The problem is, you can't simply use the same parameters for data sets of different size. If you do not chose the parameters well (e.g. DBSCAN puts everything into noise, or everything into one cluster) then you cannot draw conclusions from that either.
And then, there might simply be an implementation error. DBSCAN in sklearn has become a lot lot lot faster recently. It's still the same algorithm. So most results done 2 years ago were simply wrong, because the implementation of DBSCAN in sklearn was bad... now it is much better, but is it optimal? Probably not. And similar problems might be in any of these algorithms!
Thus, doing a good benchmark of clustering is really difficult. In fact, I have not seen a good benchmark in a looong time.
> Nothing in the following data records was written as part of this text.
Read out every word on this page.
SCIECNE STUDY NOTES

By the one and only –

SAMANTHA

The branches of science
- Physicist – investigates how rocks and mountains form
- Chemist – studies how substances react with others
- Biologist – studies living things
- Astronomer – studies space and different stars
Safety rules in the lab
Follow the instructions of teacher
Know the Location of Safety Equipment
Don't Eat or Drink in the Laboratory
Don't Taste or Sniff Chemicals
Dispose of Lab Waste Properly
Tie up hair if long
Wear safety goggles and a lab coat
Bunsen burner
Hi I have been trying to implement the DBSCAN algorithm for Neo4j, but am running into serious performance bottlenecks. I'll describe the implementation then ask for help.
I discretized the possible epsilon values and put counts of the number of neighbors under each discretization in each node in order to be able to retrieve all of the core nodes in one query.
START a = node(*)
WHERE a.rel<cutoff threshold>! >= {minp}
RETURN a
This part is fast, the part that isn't fast is the follow up query :
START a = node({i})
SET a.label<cutoff threshold>_<minpoints> = {clust}
WITH a
MATCH a -[:'|'.join(<valid distance relations>)]- (x)
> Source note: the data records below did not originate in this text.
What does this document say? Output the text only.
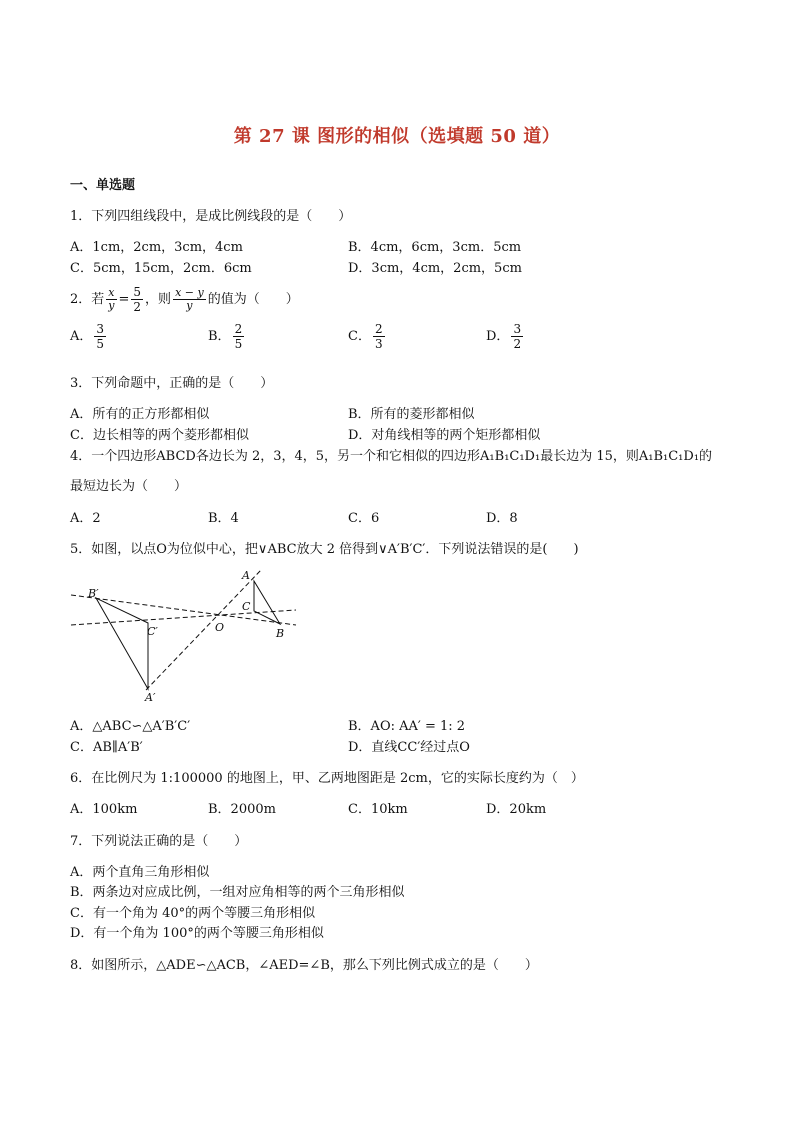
第 27 课 图形的相似（选填题 50 道）
一、单选题
1．下列四组线段中，是成比例线段的是（　　）
A．1cm，2cm，3cm，4cm	B．4cm，6cm，3cm．5cm
C．5cm，15cm，2cm．6cm	D．3cm，4cm，2cm，5cm
2．若 $\frac{x}{y} = \frac{5}{2}$ ，则 $\frac{x - y}{y}$ 的值为（　　）
A． $\frac{3}{5}$	B． $\frac{2}{5}$	C． $\frac{2}{3}$	D． $\frac{3}{2}$
3．下列命题中，正确的是（　　）
A．所有的正方形都相似	B．所有的菱形都相似
C．边长相等的两个菱形都相似	D．对角线相等的两个矩形都相似
4．一个四边形ABCD各边长为 2，3，4，5，另一个和它相似的四边形A₁B₁C₁D₁最长边为 15，则A₁B₁C₁D₁的
最短边长为（　　）
A．2	B．4	C．6	D．8
5．如图，以点O为位似中心，把∨ABC放大 2 倍得到∨A′B′C′．下列说法错误的是(　　)
B′
C′
A′
O
A
C
B
A．△ABC∽△A′B′C′	B．AO: AA′ = 1: 2
C．AB∥A′B′	D．直线CC′经过点O
6．在比例尺为 1:100000 的地图上，甲、乙两地图距是 2cm，它的实际长度约为（　）
A．100km	B．2000m	C．10km	D．20km
7．下列说法正确的是（　　）
A．两个直角三角形相似
B．两条边对应成比例，一组对应角相等的两个三角形相似
C．有一个角为 40°的两个等腰三角形相似
D．有一个角为 100°的两个等腰三角形相似
8．如图所示，△ADE∽△ACB，∠AED=∠B，那么下列比例式成立的是（　　）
WHERE not(has(x.label<cutoff threshold>_<minpoints>))
WITH x
SET x.label<cutoff threshold>_<minpoints>={clust}
RETURN x
I then pick a core node to start from, and as long as there are still core node neighbors, run the above query to label their neighbors.
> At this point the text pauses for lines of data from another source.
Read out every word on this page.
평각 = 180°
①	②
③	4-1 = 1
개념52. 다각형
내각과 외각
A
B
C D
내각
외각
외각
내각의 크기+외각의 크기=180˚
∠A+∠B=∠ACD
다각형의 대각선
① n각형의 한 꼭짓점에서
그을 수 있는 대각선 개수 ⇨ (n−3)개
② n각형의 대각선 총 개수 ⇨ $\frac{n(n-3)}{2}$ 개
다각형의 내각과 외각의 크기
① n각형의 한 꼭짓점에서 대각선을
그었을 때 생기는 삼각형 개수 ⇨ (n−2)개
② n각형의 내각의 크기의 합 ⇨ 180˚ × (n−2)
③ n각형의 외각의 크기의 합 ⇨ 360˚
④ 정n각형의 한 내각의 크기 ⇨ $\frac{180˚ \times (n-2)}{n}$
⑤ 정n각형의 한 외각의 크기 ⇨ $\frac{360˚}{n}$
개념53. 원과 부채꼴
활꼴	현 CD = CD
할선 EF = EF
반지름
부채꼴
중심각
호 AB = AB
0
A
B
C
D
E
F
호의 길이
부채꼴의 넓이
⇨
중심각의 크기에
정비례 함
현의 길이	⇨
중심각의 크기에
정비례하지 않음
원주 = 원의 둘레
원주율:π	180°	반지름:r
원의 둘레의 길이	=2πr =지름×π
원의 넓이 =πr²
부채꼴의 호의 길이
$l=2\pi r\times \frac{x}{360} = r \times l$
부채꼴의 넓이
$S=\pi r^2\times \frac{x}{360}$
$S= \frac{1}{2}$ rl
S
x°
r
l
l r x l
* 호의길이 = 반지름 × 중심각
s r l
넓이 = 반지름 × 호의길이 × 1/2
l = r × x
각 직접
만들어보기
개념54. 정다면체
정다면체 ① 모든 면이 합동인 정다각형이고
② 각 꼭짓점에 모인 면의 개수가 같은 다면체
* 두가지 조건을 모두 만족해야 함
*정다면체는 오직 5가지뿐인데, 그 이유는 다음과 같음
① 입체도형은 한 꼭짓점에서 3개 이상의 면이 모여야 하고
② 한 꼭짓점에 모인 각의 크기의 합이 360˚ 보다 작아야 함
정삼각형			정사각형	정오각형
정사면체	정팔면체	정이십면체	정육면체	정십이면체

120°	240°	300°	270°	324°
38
I think the problem is that my graph has very different levels of sparsity - starting from only weak similarity it is almost fully connected, with ~50M relations between ~10k nodes, whereas at strong similarity there are as few as ~20k relations between ~10k nodes (or fewer). No matter what, it is always REALLY slow. What is the best way for me to handle this? Is it to index on relationship type and starting node? I haven't been able to find any resources on this problem, and surprisingly there isn't already an implementation since this is a pretty standard graph algorithm. I could use scikit.learn but then I would be restricted to in-memory distance matricies only :(
What version of neo4j did you try this with?
Up until 1.8 performance has been no design goal of cypher (rather the language)
Have a look at a recent snapshot (1.9-SNAP).
Also make sure that your hot dataset is not just loaded from disk (otherwise you measure disk-io) so your memory mapped settings and also JVM heap is large enough.
You might also want to check out the GCR cache from Neo4j enterprise which has a smaller memory footprint.
What is the cardinality of count(x) in your query? If it is too small you have too many small transactions going on. Depending if your run python embedded or REST use a larger tx-scope or REST-batch-operations
You're already using parameters which is great. What is the variability of your rel-types ?
Any chance to share your dataset/generator and the code with us (Neo4j) for performance testing on our side?
There are DBSCAN implementations around that use indexing. I don't know about neo4j so I can't really tell if your approach is efficient. The thing you might need to precompute is actually a sparse version of your graph, with only the edges that are within the epsilon threshold.
What I'd like to point out that apparently you have different densities in your data set, so you might want to instead use OPTICS, which is a variant of DBSCAN that does away with the epsilon parameter (and also doesn't need to distinguish "core" nodes, as every node is a core node for a certain epsilon). Do not use the Weka version (or the weka-inspired python version that is floating around). They are half OPTICS and half DBSCAN.
When you have efficient sorted updatable heaps available, OPTICS can be pretty fast.